Facing a shortfall of more than 2,000 nurses, the Army launched an ambitious recruitment campaign called Operation Nightingale. Recruiters targeted high schools, colleges and career fairs; ran newspaper articles; aired radio and television commercials; and assigned existing Army nurses to work as recruitment counselors.
The Lure of Romance
The nurse recruitment ads of this era were a world away from the images of chaos and brutality that would soon fill Americans’ evening news broadcasts, instead focusing on the opportunity, adventure and romance that supposedly awaited nurses in the U.S. Army.
During World War 2, military regulations had expressly forbidden nurses to marry while in service. Now, Army recruiting ads actually emphasized dating and romance.
One 1964 ad showed an attractive, well-scrubbed nurse at work and out on the town, emphasizing that “modern nursing’s most stimulating jobs” also included “the fine social life that is part of being an Army officer.”
Another Army brochure actually declared, “Don’t be surprised if a diamond crops up on your left hand!”
As the war escalated, some ads appealed to nurses’ patriotism, but glamour and empowerment remained central recruiting messages. “Today’s Army Nurse can do more,” proclaimed a 1969 ad. “Heading up her own staff. Making her own decisions. Specializing in the field of her choice.”
Average Age: 23
Most Vietnam-era military nurses were in the Army, with smaller numbers serving in the Navy Nurse Corps and a handful in the Air Force. The average age was 23, but some nurses were as young as 20 and a few were in their 40s. Many nurses were recruited directly out of nursing school. Only 35 percent had two or more years of nursing experience when they were commissioned.
While nurse recruitment efforts were often aimed at women, about 20 percent of the military nurses who served in Vietnam were men. The Army Nurse Corps had accepted men since 1955, while the Navy Nurse Corps commissioned its first male nurses in 1965.
A few male nurses who served in Vietnam were draftees, part of a mostly unsuccessful effort to fill ongoing shortages. Although there were proposals to draft female nurses, they were never implemented.
“I Wanted to See More of the World”
Nurses’ motivations for joining the military were as diverse as the nurses themselves. Some joined to satisfy a sense of adventure.
“I didn’t join for a noble cause or thinking I could change the world, I just wanted to see some of the world, like Germany, Japan or England,” says former 1st Lt. Louise “Lou” Eisenbrand, RN, who was an ER nurse at the Army’s 91st Evacuation Hospital at Chu Lai in 1969–70.

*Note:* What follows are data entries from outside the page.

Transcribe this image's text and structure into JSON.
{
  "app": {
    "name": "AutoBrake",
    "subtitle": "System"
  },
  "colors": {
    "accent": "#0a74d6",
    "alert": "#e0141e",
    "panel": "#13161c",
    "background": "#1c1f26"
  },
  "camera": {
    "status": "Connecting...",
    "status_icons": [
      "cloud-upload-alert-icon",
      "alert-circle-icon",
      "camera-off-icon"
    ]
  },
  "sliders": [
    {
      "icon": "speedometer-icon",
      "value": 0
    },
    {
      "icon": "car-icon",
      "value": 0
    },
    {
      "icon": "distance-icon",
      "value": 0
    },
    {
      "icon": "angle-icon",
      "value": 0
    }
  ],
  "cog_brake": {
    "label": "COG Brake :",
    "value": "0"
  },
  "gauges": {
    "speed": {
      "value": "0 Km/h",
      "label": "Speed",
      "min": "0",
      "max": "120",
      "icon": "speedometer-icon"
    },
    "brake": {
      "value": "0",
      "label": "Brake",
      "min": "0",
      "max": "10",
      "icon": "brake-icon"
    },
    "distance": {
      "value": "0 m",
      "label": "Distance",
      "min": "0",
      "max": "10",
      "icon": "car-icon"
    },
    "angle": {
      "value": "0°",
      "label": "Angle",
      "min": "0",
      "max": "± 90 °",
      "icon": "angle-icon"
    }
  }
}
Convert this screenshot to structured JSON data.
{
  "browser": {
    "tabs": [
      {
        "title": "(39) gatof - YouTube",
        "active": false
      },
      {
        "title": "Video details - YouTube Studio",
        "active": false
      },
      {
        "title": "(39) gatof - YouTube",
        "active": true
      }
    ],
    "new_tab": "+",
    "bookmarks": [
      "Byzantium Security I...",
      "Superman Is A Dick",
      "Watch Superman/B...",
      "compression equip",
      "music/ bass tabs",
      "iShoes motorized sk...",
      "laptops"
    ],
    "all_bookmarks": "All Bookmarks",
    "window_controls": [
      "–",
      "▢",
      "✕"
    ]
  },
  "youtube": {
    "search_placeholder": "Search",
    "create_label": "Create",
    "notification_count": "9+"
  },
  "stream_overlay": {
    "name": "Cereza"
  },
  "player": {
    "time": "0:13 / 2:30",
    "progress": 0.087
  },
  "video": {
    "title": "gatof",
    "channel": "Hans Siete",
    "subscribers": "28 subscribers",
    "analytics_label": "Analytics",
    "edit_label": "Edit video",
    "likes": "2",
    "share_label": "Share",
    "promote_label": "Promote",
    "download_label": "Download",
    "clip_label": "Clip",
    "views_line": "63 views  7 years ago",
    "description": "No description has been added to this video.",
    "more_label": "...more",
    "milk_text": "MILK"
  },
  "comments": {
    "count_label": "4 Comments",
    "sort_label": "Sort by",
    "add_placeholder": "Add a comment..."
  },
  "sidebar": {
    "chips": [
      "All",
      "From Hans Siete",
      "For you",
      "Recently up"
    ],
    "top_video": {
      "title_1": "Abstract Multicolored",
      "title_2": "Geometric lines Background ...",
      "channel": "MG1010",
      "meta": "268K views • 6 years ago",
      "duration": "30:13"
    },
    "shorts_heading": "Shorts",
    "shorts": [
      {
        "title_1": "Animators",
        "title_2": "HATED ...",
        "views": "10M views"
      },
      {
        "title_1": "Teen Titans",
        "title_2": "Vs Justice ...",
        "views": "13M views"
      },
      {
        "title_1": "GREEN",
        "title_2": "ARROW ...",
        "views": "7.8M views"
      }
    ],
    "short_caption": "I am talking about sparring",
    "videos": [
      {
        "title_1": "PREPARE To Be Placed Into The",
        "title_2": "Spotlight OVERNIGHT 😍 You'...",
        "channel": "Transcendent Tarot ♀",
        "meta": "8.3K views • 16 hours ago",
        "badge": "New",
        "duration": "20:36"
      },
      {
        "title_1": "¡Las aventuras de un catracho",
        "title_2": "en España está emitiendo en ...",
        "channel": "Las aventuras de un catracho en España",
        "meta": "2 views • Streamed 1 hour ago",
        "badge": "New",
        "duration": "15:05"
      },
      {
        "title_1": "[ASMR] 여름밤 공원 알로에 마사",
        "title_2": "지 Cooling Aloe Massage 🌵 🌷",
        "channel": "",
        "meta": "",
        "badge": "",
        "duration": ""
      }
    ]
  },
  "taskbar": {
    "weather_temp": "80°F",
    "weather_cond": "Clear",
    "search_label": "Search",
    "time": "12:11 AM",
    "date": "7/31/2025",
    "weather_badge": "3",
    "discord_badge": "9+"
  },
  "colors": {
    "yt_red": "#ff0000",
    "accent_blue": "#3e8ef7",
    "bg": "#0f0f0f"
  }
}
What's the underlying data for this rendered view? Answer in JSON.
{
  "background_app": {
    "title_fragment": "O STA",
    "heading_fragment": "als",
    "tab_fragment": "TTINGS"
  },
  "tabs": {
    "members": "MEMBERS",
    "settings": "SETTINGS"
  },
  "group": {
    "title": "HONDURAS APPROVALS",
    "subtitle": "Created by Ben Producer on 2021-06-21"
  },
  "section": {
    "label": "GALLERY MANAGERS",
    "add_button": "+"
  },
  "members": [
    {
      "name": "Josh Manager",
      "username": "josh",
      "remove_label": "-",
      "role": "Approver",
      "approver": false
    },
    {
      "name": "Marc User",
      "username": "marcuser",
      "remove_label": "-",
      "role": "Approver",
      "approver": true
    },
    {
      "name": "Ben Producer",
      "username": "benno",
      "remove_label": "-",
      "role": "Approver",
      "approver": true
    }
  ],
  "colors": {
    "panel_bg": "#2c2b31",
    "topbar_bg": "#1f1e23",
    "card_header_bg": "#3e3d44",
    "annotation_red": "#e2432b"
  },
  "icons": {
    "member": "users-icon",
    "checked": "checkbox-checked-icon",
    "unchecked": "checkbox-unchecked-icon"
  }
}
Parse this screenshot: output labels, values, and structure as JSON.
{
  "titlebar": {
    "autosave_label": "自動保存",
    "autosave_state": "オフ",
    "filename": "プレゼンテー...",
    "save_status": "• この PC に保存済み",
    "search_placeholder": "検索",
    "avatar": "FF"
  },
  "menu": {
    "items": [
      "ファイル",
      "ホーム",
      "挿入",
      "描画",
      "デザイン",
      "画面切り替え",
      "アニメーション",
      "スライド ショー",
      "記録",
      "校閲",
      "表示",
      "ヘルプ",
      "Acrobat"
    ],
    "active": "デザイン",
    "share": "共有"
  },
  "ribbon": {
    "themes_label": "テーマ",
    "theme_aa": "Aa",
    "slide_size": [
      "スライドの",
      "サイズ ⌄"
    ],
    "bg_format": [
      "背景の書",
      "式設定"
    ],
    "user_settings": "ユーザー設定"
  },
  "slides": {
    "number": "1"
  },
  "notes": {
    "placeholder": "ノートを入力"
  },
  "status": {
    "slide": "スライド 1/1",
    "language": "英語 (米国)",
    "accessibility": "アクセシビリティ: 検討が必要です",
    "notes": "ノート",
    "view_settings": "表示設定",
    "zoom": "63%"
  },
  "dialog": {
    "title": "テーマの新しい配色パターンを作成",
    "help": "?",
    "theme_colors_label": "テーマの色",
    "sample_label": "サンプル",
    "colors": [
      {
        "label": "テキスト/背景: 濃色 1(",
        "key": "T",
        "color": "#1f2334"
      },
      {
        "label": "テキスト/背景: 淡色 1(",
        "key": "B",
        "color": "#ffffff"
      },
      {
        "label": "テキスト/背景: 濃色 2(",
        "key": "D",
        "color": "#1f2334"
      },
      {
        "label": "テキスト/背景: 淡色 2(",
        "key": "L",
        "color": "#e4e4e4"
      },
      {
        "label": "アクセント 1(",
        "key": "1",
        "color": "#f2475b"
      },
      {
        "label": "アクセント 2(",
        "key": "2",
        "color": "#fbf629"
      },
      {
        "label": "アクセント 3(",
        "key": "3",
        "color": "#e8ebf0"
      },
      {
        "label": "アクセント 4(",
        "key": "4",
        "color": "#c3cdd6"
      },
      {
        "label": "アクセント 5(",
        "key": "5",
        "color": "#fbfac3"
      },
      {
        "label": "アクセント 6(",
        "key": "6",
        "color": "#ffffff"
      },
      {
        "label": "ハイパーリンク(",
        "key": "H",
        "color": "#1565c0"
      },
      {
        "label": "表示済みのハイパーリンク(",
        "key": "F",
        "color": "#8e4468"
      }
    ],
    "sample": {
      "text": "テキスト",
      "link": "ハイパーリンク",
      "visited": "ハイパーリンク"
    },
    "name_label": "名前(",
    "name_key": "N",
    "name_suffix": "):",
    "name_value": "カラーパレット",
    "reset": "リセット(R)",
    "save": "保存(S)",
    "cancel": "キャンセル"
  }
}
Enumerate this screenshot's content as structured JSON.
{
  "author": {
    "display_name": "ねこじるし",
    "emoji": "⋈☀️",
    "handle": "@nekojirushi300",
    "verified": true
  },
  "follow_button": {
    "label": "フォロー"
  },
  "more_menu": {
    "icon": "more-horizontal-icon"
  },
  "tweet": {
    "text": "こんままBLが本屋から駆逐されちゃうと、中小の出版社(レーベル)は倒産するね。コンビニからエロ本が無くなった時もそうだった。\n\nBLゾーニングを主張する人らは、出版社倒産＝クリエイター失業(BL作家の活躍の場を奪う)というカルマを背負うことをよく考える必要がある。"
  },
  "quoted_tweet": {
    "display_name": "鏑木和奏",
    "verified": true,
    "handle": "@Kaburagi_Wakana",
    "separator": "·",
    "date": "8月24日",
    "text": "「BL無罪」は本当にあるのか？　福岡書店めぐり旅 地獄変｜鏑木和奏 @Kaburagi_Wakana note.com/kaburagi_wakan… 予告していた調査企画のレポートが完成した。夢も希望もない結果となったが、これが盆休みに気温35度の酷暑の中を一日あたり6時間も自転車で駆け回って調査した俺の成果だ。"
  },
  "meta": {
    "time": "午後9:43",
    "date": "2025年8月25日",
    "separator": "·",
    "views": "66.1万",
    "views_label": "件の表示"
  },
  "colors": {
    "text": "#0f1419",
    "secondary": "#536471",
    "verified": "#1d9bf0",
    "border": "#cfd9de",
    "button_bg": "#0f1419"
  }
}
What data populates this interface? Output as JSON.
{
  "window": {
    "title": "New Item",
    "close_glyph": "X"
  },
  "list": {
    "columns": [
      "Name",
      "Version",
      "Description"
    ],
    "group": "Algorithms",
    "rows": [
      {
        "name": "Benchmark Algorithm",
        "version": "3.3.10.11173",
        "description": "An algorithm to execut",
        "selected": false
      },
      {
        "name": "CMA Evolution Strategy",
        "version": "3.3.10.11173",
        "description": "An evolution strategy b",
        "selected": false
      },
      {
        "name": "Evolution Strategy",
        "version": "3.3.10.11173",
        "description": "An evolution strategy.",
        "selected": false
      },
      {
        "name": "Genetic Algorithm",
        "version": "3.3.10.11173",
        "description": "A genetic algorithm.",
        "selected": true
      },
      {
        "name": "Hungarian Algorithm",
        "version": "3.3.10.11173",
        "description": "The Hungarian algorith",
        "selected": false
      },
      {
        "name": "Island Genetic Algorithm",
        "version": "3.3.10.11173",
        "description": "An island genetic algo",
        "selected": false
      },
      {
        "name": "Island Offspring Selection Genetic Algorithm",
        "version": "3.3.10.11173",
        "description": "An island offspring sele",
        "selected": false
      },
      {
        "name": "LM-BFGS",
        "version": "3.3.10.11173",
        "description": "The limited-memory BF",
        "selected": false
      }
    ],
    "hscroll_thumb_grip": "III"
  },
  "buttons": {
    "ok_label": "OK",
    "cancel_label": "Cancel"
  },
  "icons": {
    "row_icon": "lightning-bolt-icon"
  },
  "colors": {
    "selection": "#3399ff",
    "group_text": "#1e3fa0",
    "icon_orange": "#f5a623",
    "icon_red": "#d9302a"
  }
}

As today, some nurses joined for financial reasons.
“They had something called the Army Student Nurse Program, through which you could have your last year or two paid for,” explains Phyllis Breen Cogan, who was stationed at Chu Lai’s 27th Mobile Army Surgical Hospital from 1969 to 1970.
“Six months before I graduated, I was commissioned as a second lieutenant in the Army Nurse Corps, and they paid for my last year of school. It was wonderful.” Cogan eventually rose to the rank of lieutenant colonel.
Some nurses were driven by a desire to help, even if they disapproved of the war. “I thought, ‘I have got to go over there and try to stop this war and stop the hurting,’” says Marj Graves, RN, who was stationed at the Army’s 24th Evacuation Hospital in Long Binh in 1971–72 and rose to the rank of captain.